If Pujols has this contract, he's of mid-level value, and he's been healthy and just butchering the ball. But that's the problem with the contract itself: He absolutely has to be that good, for that long, to make himself worth it in the truest sense, and this gives an idea of just how hard that is to do at the very top level of income.
And lastly, the man of the discussion of the hour ....
1B Mark Teixeira
2009 Salary: 20 million
2009 Value to Date: 17.20 million
2009 Projected Value: 23.82 million
Again, the Yankees just want the big production, and don't care where it comes from or how efficient it is. Teixeira is in all likelihood not going to get any better than this.
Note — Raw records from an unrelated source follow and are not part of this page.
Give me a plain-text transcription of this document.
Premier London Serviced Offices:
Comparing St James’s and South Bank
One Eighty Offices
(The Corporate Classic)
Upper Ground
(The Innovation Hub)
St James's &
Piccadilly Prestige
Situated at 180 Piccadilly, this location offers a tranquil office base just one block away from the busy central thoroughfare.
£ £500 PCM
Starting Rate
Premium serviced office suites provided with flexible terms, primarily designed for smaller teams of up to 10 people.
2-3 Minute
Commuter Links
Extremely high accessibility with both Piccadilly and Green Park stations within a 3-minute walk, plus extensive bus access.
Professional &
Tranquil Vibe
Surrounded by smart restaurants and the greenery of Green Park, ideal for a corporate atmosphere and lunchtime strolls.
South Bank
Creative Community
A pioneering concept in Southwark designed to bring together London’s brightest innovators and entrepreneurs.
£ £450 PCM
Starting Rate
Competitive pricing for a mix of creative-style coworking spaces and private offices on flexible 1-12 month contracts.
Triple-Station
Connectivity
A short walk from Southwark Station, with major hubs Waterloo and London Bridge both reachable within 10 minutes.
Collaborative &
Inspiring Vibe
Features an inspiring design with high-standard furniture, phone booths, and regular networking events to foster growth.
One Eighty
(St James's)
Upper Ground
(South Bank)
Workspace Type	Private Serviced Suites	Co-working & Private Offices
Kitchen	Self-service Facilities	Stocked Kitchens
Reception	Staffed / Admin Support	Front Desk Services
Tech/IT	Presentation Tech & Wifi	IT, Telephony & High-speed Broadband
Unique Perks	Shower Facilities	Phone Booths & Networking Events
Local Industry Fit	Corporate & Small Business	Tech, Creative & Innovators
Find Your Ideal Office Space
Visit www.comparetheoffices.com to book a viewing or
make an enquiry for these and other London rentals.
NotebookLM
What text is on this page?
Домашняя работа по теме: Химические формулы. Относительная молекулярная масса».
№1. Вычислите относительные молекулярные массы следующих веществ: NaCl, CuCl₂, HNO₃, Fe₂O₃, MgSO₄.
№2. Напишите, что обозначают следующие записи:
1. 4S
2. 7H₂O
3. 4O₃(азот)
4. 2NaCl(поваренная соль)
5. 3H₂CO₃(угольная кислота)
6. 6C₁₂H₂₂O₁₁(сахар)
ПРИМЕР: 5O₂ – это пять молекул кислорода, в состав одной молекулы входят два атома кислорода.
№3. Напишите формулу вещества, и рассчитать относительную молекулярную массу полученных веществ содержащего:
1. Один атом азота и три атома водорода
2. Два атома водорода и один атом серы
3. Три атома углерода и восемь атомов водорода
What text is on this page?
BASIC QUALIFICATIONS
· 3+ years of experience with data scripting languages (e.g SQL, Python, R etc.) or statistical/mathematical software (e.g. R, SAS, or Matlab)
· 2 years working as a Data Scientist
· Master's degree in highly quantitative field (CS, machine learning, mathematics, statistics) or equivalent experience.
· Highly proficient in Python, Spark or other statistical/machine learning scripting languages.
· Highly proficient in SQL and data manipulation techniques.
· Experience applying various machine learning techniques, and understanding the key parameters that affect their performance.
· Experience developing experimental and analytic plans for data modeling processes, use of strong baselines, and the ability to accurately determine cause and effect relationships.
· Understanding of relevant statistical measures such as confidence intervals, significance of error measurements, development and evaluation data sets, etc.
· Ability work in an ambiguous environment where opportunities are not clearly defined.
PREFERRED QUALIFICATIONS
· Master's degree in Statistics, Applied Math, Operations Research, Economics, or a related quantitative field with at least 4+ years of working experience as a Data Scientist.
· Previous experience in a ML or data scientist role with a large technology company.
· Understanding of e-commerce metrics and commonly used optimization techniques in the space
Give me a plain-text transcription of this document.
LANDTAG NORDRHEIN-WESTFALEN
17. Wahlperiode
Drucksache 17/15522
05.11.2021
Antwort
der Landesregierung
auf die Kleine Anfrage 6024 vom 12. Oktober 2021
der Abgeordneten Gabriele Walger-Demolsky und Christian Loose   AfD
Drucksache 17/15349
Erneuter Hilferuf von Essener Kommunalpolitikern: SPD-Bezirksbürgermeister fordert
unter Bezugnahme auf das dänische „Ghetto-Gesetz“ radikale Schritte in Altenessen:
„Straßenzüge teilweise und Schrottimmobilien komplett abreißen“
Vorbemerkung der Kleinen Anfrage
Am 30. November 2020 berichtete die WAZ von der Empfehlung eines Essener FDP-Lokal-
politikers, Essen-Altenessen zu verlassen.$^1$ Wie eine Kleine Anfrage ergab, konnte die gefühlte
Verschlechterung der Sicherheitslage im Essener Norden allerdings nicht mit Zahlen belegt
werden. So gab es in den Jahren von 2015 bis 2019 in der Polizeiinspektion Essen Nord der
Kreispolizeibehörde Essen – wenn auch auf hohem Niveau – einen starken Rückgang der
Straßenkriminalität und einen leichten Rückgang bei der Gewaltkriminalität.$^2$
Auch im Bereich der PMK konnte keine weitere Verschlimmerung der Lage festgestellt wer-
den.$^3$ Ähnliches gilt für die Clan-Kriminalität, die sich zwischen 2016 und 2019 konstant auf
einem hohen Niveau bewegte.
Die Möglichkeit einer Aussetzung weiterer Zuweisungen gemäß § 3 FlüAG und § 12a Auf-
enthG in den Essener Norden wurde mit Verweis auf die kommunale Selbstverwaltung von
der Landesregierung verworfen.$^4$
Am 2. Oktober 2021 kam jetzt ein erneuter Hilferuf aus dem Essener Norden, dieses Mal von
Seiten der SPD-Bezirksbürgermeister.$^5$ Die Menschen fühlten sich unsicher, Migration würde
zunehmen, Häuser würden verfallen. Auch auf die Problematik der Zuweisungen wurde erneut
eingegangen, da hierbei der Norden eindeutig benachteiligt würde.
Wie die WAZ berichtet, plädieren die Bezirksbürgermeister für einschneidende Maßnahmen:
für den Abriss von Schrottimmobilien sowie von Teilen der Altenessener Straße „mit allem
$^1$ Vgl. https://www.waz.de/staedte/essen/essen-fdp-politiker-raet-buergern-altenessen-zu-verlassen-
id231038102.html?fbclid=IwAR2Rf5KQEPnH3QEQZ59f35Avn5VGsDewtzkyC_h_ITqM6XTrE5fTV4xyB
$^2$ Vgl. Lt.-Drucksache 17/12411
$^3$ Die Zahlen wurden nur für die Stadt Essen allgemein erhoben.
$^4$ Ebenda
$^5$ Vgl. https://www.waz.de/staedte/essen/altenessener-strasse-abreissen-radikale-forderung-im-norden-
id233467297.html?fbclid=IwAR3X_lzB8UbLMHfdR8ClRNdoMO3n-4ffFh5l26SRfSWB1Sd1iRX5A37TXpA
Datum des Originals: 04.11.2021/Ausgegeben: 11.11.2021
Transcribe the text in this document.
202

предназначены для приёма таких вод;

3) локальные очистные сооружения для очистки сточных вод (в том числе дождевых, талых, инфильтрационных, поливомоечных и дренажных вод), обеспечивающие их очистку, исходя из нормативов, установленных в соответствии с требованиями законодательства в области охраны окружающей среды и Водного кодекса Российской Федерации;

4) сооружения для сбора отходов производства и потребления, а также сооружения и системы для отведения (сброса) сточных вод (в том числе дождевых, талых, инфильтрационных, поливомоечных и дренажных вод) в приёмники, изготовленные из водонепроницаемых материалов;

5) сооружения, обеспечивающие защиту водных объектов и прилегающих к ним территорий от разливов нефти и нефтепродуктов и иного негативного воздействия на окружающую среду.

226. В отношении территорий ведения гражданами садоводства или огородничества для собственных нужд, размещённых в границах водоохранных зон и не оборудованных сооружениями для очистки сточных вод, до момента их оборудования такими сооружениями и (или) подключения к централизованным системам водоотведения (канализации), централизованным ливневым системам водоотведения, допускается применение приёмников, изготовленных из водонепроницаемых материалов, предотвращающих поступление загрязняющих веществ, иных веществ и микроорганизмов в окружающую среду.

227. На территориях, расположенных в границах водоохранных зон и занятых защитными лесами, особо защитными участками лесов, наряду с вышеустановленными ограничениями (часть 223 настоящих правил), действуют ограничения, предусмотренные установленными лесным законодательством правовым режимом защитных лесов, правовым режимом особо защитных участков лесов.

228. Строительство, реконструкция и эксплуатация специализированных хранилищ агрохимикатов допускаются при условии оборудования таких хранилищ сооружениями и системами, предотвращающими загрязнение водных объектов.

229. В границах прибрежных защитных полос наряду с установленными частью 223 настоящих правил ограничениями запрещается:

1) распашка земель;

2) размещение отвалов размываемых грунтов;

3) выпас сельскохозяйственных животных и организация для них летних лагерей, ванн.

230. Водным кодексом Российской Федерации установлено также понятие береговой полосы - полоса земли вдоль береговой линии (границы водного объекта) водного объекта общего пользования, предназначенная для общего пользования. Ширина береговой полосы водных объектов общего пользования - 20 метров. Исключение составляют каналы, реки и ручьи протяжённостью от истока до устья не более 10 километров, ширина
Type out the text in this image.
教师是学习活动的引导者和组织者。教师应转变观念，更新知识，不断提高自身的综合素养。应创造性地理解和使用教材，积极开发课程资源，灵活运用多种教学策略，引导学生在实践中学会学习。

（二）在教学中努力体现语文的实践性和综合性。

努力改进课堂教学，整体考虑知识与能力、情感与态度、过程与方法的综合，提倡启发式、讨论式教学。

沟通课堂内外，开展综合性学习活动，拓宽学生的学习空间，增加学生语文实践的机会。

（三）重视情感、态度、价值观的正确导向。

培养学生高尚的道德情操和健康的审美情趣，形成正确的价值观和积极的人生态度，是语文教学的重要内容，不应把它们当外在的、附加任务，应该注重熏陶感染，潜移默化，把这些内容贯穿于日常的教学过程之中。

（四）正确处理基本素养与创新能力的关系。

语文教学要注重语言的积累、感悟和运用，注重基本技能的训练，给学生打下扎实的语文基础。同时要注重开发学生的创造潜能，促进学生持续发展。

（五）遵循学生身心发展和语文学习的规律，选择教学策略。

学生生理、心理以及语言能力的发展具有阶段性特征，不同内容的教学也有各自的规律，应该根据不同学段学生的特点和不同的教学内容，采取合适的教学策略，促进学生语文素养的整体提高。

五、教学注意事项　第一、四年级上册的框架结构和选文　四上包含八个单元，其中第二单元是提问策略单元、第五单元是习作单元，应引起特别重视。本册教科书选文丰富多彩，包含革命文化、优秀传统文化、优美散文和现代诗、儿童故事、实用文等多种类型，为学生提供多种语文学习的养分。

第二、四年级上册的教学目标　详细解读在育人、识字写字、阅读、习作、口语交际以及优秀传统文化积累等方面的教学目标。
He's been remarkably consistent for most of his career, and is just a better paid, more visible example of himself. This is cliche by now, but it's cliche because it's true: Mark Teixeira is a very good player. Mark Teixeira is not even the MVP of his own team, let alone the American League.
On these big contracts, if they are going to zero out by the time the curtain closes, you are mostly counting on big production in the early years, closest to the player's prime to carry the weight of the backend years. Mark Teixeira is in the first year of a monstrous, long deal. Mark Teixeira is also 29. There's reason to believe he'll age a lot better than Giambi did in pinstripes (even though Jason actually nearly validated his contract) because of his better athleticism and defense, and accounting for inflation it wasn't as expensive of a deal, but Yankees fans should just get accustomed to the fact that a lot of this will be sunk cost in about 6 years. You just have to hope that general inflation keeps up with his decline.